Working memory is the ability to sustain multiple thoughts at the same time. On the ExamCorp test, it has a scale measure range of 0-99, he notes. "No" or "very little" working memory is considered less than 10 on the scale. It was very common to find the misfill pharmacists score less than 10 over the three-year period. "We have people who have zero working memory who are filling prescriptions," Evans adds.
These pharmacists can be productive when they single-task. Their stress level, and possibility of error rate, increases when they try to handle more than one task at a time. Evans also found that while some people are born with a lack of working memory, some lose it after undergoing major transitions in life.
The results were not gender-based. Age, however, is a factor. "As we age, our brain cells are not replaced as fast and our working memory capacity decreases," he says.
Logistic regression of test scores was highly significant in successfully determining group membership, Evans says. The findings were unrelated to workload. "The results point to the importance of considering individual factors in making errors in the practice of pharmacy. These measures allow us to predict the probability of pharmacists to error and to determine those in need of intervention. Selection and intervention are the two areas where specific steps can be taken to dramatically reduce the risk of pharmacist errors."
Intervention is the last component of the NSU Med-Error Remedial program. Research data show that the program’s process can improve working memory and that it is possible to improve organizational and planning skills, Evans says. Interventions are directed approaches toward individual factors in minimizing medical errors. The interventions include testing, discussion of individual results (with the program psychologist), required readings, and a unique goal-setting requirement for the participants.
Included in the intervention/training are techniques that can modify risk factors such as individual characteristic job matching, stress-reduction interventions, goal-setting programs, and exercising — both mental and physical. The key is finding ways to relieve stress, Evans says.

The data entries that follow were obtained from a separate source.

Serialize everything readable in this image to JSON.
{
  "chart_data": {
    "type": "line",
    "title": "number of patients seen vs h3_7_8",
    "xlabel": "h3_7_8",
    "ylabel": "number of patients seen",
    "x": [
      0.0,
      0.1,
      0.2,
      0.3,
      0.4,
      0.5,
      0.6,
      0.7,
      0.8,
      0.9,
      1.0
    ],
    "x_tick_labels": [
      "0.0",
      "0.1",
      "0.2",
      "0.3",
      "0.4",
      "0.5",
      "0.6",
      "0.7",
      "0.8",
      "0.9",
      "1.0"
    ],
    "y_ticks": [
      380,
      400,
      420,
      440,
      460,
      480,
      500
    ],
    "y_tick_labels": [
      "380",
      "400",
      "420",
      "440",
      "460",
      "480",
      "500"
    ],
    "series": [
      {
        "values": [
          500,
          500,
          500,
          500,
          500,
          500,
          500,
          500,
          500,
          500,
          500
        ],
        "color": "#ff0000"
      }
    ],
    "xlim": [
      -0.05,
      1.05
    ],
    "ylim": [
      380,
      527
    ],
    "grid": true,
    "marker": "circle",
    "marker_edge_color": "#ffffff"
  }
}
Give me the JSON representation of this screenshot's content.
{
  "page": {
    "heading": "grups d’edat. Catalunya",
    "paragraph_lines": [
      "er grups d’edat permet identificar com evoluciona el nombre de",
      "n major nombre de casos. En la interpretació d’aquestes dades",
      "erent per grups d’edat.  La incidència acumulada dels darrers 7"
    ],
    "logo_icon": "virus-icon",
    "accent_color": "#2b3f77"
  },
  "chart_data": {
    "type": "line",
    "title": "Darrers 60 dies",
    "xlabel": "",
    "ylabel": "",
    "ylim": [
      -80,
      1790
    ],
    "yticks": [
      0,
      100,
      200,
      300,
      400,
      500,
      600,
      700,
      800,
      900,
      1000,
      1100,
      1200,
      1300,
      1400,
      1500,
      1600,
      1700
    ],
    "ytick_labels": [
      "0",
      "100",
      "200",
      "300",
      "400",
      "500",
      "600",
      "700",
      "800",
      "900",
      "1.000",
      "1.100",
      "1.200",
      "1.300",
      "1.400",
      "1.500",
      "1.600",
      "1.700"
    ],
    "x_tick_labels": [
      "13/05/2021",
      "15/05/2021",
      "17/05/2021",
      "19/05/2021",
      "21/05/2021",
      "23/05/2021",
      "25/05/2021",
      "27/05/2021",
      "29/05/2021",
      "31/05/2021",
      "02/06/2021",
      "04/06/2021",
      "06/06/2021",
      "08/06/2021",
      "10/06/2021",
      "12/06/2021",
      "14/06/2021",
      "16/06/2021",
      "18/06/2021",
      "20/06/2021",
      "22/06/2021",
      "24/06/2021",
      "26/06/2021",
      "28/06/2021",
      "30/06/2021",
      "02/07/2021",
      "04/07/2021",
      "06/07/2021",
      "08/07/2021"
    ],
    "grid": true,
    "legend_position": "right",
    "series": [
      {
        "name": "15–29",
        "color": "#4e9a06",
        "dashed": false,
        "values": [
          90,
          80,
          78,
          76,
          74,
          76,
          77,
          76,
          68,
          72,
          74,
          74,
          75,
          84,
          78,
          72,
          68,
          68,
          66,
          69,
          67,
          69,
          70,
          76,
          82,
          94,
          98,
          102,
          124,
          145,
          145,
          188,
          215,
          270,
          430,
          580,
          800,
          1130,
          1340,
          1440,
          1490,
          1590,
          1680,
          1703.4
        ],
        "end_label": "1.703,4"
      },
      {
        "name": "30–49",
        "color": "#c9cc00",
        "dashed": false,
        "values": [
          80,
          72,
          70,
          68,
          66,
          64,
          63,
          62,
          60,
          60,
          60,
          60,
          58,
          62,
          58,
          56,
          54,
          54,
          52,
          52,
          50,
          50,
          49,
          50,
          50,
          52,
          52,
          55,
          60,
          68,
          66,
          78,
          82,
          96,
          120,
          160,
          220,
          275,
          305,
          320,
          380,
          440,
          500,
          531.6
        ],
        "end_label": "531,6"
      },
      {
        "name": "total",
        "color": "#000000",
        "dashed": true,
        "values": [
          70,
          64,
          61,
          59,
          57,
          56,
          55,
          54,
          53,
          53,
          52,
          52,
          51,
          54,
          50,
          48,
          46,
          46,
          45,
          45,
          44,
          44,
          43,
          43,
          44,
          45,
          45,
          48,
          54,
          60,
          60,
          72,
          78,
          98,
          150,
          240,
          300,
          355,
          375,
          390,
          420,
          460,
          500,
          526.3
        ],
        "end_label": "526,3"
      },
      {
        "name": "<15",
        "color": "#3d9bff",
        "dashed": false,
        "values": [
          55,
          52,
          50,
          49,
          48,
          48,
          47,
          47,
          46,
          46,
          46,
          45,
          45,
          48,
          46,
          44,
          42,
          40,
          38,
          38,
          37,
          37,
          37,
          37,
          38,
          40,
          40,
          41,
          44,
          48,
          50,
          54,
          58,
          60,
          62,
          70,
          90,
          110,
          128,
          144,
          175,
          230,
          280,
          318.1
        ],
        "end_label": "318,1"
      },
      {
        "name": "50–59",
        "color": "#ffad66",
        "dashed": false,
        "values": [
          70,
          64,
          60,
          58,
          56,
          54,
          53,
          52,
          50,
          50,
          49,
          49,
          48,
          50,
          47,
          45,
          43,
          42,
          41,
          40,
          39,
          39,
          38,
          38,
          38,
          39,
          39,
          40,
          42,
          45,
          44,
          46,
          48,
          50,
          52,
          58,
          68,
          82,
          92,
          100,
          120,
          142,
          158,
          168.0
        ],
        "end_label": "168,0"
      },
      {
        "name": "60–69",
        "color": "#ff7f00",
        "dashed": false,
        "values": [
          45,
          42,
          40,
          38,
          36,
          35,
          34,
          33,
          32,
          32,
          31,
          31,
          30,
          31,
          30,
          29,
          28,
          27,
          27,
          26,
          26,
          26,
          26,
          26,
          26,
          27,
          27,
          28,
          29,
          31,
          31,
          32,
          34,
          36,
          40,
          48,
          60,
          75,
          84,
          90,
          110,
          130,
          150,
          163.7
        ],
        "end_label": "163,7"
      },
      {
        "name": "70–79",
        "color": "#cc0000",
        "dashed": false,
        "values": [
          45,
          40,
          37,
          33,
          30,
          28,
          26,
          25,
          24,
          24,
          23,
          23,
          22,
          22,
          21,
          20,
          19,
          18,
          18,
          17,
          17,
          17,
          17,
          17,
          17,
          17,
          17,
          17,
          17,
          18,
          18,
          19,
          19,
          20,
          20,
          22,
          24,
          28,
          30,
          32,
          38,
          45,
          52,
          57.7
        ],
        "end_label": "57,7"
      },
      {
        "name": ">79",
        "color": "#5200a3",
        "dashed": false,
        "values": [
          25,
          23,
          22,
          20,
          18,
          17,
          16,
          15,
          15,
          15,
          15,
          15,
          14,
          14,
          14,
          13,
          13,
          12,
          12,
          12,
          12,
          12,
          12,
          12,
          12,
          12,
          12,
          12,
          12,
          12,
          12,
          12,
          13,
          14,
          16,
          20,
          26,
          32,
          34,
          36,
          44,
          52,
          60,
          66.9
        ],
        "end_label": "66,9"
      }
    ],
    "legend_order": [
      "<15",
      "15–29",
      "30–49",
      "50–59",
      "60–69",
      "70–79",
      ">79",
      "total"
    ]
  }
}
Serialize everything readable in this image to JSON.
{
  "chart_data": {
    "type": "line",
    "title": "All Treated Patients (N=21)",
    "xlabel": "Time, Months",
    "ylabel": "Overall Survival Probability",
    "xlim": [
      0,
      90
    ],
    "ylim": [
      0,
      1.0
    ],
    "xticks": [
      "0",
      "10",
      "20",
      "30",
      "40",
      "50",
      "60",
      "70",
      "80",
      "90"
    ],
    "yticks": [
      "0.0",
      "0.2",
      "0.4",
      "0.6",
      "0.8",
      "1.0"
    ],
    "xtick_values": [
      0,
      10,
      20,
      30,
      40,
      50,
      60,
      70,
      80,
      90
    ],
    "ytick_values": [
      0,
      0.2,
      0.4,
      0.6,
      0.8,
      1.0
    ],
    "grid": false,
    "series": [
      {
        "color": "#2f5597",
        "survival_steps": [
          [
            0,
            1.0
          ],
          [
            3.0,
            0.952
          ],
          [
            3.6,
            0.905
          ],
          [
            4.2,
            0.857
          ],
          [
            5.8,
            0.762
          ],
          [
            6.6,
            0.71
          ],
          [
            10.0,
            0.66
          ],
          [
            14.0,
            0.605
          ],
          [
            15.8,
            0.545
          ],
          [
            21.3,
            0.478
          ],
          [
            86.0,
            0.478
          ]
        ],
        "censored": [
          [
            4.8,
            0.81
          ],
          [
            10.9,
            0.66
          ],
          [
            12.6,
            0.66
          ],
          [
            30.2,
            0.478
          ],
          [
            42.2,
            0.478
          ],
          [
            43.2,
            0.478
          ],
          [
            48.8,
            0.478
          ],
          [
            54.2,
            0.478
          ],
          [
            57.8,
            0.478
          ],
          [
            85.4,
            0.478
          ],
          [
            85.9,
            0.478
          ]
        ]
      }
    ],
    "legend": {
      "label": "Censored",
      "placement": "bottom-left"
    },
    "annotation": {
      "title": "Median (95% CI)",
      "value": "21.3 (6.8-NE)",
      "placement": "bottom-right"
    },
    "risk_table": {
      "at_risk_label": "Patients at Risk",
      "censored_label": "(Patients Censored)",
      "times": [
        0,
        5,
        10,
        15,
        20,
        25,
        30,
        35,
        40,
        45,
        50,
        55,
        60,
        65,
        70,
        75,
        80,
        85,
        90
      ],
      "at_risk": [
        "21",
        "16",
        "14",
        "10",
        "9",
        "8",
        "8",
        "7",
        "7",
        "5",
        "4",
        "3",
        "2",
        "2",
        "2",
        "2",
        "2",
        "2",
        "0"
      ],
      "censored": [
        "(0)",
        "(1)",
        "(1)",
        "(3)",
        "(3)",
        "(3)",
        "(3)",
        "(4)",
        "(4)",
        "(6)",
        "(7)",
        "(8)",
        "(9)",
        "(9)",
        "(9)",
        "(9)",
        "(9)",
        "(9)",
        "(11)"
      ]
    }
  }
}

"Once [the pharmacists] find ways to relieve the stress, they can get along in a multitasking situation because they take every task as an individual one. They learn how not to be harassed into doing more than one thing at a time."
The last stage of the goal-setting program helps the pharmacists take charge, gets them organized, and gives them direction, Evans says. "It decreases their stress and anxiety."
The pharmacists usually are happy to find out why they may have been struggling in their jobs. They repeatedly make the errors because they don’t like what they are doing, he says, but they don’t understand why they don’t like it. "They are multitasking when they should be single-tasking. [For instance], they don’t like answering the phone when they are trying to talk to people."
These interventions have demonstrated that they can remediate predictive risk factors of pharmacists and improve their level of functioning for these traits, Evans says. The program gives the pharmacists the tools to avoid the situations that got them into trouble. "It actually improves their health," Evans says. "It makes their life in the present more meaningful. If they can put their lives in order, chances are that they can understand their limitations."
These pharmacists appreciate the fact that they become empowered with the knowledge of why they should not work in areas of the pharmacy operation that require stressful multitasking abilities, he adds.
In conclusion, the three-year results of the report have demonstrated that individual differences are an important factor in medical errors, Evans says. "These differences are measurable. Working memory is a critical attribute, and these factors of concern, like working memory, can be remediated."